The similarity scores for the various metrics can be aggregated by a program on a computing system that applies a weighting factor to each of the scores for the individual metrics to determine a probability of a match between the two entries. This probability can itself be aggregated with probability scores from other indicies (address, phone number, etc.) to determine an overall probability that the identifying information refers to the same entity, and as a consequence, whether the data attached to the indentifying information is likely to belong to the entity in question, for example, a specific small business seeking a loan.

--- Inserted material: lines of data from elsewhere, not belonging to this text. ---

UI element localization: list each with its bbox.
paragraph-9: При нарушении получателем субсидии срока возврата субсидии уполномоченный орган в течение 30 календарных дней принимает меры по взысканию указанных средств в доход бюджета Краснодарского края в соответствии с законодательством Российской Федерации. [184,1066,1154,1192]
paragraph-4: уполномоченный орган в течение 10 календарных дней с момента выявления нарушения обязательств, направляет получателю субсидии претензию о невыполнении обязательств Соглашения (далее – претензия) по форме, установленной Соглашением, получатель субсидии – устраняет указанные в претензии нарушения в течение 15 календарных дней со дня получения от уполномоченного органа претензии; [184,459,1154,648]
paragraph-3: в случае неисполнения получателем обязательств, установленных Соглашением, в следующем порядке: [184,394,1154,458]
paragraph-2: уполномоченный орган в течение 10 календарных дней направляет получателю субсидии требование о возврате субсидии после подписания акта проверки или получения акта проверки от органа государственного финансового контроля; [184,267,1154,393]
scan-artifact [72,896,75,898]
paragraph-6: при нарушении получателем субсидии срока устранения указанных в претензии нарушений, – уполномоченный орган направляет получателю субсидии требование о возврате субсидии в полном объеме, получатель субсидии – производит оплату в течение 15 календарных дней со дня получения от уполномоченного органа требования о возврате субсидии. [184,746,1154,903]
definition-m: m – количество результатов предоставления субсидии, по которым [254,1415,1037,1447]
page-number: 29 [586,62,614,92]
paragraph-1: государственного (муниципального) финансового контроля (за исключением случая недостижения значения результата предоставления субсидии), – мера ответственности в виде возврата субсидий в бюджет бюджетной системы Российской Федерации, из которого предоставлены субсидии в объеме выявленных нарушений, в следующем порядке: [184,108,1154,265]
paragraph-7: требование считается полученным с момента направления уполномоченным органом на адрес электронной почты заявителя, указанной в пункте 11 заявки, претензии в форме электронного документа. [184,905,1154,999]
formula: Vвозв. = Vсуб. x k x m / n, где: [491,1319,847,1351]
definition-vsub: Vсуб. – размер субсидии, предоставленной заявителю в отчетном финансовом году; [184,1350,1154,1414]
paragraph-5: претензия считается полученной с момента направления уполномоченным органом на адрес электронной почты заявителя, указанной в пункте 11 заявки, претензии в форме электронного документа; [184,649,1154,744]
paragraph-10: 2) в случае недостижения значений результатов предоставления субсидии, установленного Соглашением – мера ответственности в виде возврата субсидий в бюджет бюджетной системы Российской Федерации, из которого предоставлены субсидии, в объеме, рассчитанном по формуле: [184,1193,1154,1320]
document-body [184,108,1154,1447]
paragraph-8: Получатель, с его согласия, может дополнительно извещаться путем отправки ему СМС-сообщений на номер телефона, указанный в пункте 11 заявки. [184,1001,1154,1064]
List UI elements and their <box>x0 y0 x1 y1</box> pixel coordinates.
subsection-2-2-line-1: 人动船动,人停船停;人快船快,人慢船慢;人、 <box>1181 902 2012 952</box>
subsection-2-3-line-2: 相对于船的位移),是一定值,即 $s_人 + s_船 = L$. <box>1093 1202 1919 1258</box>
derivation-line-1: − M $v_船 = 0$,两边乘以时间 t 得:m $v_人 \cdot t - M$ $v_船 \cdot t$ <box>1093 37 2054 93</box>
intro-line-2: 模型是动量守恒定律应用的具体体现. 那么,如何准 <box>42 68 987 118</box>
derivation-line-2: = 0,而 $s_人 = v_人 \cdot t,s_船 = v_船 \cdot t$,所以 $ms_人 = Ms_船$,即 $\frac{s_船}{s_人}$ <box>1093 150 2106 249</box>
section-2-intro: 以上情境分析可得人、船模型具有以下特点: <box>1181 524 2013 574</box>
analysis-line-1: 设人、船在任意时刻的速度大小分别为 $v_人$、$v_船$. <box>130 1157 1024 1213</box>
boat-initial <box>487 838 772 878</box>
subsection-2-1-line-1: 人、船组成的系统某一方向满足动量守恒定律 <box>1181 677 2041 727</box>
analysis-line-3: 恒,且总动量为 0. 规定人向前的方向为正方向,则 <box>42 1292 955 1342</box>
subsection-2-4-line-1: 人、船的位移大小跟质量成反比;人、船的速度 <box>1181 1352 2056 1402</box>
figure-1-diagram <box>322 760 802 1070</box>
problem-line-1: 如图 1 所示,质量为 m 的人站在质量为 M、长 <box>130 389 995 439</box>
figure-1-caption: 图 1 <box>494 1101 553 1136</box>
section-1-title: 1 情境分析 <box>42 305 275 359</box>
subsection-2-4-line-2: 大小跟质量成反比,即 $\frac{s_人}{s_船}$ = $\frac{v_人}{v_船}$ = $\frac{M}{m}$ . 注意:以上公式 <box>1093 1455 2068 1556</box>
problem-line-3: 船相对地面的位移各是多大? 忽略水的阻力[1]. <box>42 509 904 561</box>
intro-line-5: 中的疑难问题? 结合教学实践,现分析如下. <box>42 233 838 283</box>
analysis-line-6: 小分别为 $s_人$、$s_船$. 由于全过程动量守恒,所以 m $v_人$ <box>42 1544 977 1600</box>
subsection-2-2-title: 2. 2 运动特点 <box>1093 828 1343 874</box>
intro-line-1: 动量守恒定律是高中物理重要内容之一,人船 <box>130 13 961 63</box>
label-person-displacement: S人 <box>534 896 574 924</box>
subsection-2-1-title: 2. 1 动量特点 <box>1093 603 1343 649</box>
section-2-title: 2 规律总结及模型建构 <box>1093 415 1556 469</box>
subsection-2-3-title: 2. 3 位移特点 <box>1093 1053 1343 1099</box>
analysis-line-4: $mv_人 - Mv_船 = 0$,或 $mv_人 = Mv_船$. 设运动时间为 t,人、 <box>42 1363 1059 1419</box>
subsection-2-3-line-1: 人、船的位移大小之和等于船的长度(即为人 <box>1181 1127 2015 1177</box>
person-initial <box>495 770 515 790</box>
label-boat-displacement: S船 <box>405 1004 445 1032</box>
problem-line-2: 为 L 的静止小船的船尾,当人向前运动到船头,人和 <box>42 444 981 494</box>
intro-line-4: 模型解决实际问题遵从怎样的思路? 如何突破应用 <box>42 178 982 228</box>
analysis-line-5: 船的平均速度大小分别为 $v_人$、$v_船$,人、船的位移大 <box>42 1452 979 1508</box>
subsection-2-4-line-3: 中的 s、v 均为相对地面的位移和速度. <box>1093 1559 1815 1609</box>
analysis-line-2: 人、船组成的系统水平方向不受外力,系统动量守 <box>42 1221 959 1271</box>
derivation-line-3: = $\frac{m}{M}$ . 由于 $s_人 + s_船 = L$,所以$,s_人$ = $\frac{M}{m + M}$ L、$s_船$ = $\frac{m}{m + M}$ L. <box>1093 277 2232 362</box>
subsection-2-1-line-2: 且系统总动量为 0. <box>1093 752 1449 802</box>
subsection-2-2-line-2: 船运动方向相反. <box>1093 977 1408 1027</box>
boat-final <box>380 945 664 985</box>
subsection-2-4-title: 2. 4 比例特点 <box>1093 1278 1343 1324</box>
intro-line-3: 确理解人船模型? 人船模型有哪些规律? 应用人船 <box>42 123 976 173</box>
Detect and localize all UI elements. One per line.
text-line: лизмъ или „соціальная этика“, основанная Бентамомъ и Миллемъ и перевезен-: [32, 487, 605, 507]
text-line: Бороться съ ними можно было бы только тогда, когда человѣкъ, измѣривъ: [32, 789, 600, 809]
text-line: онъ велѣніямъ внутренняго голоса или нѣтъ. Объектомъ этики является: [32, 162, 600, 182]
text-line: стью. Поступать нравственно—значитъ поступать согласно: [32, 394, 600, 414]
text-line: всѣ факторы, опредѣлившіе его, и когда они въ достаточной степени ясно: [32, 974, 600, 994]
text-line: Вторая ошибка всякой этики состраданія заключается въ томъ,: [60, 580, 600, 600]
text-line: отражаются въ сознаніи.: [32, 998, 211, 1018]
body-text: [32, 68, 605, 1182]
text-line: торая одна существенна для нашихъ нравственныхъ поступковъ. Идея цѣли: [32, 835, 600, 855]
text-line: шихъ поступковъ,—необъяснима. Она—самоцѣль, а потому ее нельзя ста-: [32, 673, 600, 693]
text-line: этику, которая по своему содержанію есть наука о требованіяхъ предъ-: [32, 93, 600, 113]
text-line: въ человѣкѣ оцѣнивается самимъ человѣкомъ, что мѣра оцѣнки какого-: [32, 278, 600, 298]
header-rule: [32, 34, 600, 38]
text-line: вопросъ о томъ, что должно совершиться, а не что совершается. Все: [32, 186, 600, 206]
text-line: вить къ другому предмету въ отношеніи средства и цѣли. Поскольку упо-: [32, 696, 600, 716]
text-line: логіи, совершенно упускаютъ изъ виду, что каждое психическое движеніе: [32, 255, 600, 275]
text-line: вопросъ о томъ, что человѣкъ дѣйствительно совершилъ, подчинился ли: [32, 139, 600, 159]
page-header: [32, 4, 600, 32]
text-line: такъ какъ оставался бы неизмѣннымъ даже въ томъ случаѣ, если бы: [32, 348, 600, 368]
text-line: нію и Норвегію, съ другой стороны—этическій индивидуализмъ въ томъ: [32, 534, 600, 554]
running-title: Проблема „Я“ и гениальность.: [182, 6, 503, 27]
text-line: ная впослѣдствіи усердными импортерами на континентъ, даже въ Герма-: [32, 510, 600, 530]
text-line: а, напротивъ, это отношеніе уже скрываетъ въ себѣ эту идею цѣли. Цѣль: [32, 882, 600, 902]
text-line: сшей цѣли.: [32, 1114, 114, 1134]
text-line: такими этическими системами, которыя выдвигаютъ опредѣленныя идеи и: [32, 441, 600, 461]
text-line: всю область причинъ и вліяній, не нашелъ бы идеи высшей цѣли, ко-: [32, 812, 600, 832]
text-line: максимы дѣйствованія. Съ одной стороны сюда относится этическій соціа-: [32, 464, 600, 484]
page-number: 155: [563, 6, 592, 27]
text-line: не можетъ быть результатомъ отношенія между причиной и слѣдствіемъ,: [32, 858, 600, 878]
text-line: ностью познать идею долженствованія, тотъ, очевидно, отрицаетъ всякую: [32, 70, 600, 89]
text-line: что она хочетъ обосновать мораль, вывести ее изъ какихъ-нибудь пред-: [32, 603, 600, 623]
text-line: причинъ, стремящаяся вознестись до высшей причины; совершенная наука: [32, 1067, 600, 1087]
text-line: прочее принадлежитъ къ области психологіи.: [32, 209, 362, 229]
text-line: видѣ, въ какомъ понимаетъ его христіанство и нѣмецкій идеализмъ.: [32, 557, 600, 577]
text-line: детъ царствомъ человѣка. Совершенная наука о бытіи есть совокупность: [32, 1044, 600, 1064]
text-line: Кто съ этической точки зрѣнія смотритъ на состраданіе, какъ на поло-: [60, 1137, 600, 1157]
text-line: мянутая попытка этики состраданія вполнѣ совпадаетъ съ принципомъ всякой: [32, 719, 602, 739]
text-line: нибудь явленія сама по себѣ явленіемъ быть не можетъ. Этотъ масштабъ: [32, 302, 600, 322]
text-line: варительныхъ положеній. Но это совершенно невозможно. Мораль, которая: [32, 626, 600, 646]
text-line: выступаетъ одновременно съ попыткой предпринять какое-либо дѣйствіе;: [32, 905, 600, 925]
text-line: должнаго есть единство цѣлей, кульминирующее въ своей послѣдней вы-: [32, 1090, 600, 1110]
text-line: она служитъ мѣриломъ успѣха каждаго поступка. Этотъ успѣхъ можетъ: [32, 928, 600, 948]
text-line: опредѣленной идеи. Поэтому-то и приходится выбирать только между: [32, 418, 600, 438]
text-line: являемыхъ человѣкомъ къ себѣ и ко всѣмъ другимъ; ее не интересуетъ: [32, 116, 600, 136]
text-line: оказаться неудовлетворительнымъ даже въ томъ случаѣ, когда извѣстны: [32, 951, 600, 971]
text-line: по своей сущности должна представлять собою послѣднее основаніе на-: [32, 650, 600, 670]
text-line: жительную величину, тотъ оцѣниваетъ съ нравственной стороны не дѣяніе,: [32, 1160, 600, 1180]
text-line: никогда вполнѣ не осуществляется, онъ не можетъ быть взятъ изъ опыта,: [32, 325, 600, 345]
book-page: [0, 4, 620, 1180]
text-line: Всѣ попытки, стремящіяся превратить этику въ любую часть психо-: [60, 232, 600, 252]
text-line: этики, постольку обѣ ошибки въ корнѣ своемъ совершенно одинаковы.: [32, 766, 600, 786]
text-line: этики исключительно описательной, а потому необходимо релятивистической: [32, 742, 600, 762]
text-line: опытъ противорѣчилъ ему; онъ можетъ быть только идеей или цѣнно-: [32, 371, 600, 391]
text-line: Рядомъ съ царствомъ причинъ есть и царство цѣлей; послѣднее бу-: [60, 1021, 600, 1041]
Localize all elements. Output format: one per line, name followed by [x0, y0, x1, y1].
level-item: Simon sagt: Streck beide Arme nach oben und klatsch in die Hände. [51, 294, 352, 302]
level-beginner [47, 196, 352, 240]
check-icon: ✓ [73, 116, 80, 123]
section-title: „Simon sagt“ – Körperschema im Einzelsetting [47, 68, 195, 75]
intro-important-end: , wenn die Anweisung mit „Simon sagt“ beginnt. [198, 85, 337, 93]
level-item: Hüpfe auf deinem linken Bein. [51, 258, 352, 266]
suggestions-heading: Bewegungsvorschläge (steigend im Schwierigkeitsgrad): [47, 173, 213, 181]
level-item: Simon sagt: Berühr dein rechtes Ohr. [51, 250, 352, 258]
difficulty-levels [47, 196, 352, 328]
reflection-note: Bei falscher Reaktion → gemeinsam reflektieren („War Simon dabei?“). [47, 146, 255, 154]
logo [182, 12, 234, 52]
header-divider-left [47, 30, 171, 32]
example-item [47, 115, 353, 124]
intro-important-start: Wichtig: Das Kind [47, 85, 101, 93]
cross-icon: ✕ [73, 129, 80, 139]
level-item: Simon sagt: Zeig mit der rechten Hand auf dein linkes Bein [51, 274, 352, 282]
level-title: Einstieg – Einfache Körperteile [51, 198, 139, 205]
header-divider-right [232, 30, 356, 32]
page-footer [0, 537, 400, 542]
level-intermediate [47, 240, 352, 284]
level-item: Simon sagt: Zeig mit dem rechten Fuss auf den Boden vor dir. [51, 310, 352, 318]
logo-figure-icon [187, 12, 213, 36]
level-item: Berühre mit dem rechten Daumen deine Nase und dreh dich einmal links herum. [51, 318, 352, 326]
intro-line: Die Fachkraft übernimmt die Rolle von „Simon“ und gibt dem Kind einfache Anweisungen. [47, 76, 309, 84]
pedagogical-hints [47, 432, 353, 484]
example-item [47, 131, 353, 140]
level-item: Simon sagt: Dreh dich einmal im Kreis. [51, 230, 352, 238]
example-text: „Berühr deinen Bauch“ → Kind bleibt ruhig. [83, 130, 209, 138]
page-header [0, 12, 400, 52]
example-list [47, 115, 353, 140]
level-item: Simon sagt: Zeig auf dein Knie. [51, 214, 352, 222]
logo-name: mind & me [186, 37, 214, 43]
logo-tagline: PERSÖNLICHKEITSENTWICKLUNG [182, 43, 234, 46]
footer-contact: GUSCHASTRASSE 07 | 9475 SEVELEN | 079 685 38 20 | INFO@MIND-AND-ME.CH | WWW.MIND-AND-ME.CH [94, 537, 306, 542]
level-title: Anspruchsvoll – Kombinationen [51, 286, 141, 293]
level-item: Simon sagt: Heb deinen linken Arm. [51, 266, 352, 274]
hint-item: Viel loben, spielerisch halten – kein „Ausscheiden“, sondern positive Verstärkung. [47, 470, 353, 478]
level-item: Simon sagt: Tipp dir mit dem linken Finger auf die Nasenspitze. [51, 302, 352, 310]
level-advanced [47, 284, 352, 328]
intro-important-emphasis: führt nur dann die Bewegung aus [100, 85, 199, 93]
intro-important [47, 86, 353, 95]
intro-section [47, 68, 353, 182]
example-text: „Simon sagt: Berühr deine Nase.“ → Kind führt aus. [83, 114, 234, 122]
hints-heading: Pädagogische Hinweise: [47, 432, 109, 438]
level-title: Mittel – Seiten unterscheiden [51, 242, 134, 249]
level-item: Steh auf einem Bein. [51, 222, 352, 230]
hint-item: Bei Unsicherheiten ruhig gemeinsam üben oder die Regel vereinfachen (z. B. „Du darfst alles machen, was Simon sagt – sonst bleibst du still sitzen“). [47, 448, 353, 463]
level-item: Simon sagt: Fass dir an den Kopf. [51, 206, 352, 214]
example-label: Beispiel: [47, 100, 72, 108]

Although the present invention has been described with reference to preferred embodiments, workers skilled in the art will recognize that changes may be made in form and detail without departing from the spirit and scope of the invention.

Claims

1. A process for verifying the association of publicly available data to a loan applicant, comprising:

receiving loan application information from a loan applicant;

locating a data record potentially belonging to said applicant;

extracting identifying information associated with said data record;

standardizing the identifying information and the corresponding loan application information;

assessing the similarity between the identifying information and the corresponding loan application information using comparison metrics;

generating a numerical representation of the similarity between the identifying information and the corresponding loan application information;

evaluating the numerical representation of similarity to determine whether the identifying information sufficiently corresponds to the loan applicant.

2. The process of claim 1, wherein the loan application information is received via a network from the loan applicant's computing system.

3. The process of claim 1, wherein the data record potentially belonging to the applicant is found on the web.

4. The process of claim 3, wherein the data record is an online review.

5. The process of claim 1, wherein the loan applicant is a business.

6. The process of claim 1, further comprising organizing the identifying information into at least one field.

7. The process of claim 6, wherein the at least one field comprises business name, phone number, address, or geographic coordinates.

8. The process of claim 1, wherein the comparison metrics comprise at least one of: the longest common substring, the number of common words, the Levenshtein distance, the actual distance, and combinations thereof.

9. The process of claim 1, wherein the numerical representation of similarity comprises a number between 0 and 1.

10. The process of claim 6, wherein a numerical representation of the similarity between the identifying information and the corresponding loan application information is generated for each field.

11. The process of claim 1, wherein if the identifying information sufficiently corresponds to the loan applicant, the data record is used in making a lending decision.

12. The method of claim 1, wherein each step is automated.

13. The method of claim 12, further comprising verifying the borrower's operating account information prior to providing loan funding.

14. The method of claim 1, wherein the obtaining selected loan terms comprises:

obtaining a loan amount from said borrower's computer system;

displaying total loan cost, interest, and fees based on said loan amount; and

obtaining a loan duration from said borrower's computer system.

15. The method of claim 2, wherein said network is the Internet and said loan application information is received at a website on said Internet.

16. The method of claim 1, wherein a machine learning model is used to evaluate the numerical representation of similarity to determine whether the identifying information sufficiently corresponds to the loan applicant.